When people adapt languages like C# or even Python to microcontrollers that were designed to run C++ or some other hardware-oriented language is because they are simply comfortable with C# or Python and don't want to bother trying to learn C++ (which is indeed more difficult to learn).   It's understandable that they want to use languages that they already know and are comfortable with.  Why not?  I don't blame them at all.

To argue that C++ might be a more efficient or effective language in those situations is basically a meaningless argument.   More effective or more efficient for who?  The CPU?    Who cares about the CPU?  The programmer cares more about how easy it is for them to program a device.  Now whether or not it's the most efficient code for the CPU.

The only time the latter comes into play is in manufacturing where a manufacture wants to keep the code as small as possible so it doesn't take up a lot of room on a device.    So that's when we take code that is written in other languages and convert it to C++.   

But even that practice is losing importance in today's day and age because it's no longer important to save very byte of memory or demand ever microsecond from processor speed.   The hardware has become fast enough and cheap enough that using less efficient code that's written in higher-level languages is no longer a major problem in most applications.

What do I use?

  • Python
  • C#
  • C++
  • C
  • Assembly Language on rare occasions.

It all depends on what I'm trying to achieve.

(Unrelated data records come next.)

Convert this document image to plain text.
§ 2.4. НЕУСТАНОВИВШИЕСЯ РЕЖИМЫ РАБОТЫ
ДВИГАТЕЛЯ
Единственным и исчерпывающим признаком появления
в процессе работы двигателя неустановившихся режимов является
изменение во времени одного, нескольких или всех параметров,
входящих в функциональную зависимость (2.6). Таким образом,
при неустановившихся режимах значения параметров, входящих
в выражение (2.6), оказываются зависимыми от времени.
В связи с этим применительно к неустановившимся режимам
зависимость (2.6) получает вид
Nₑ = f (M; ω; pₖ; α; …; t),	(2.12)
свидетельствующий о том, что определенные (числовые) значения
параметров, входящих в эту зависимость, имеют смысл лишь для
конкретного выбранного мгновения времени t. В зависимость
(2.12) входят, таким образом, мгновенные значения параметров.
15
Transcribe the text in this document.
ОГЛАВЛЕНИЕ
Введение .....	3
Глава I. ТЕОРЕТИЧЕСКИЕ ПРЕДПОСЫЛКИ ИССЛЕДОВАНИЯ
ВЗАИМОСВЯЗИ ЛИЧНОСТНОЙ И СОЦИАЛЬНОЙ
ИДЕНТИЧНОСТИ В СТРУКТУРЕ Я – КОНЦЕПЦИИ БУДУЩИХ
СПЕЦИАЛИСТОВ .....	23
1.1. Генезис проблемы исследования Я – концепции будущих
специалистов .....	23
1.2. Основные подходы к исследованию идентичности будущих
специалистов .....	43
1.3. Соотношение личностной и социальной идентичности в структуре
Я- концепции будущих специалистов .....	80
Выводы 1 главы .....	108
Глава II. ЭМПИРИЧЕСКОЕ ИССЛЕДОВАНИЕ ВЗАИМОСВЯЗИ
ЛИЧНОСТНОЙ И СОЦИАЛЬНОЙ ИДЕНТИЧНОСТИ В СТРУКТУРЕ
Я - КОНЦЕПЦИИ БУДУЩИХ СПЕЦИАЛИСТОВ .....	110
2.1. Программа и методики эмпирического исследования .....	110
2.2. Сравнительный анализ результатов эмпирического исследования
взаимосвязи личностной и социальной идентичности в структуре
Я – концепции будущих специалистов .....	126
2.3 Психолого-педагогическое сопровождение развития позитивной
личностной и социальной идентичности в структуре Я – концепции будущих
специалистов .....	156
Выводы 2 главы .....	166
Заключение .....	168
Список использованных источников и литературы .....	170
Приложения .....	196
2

For AI development it's definitely Python.

For Windows Forms programming it's going to be C#.

On microcontrollers I'm happy using C++.

I only use C when I'm in dire need of speed or saving bytes.

And I only use Assembly Language in rare hardware interface situations where it simply makes the most sense.  Nothing requires less space or can process instructions faster than Assembly Language.  Assuming the code is written efficiently.  It is possible, of course, to write seriously bad and inefficient code in Assembly Language.  But that's a whole other topic.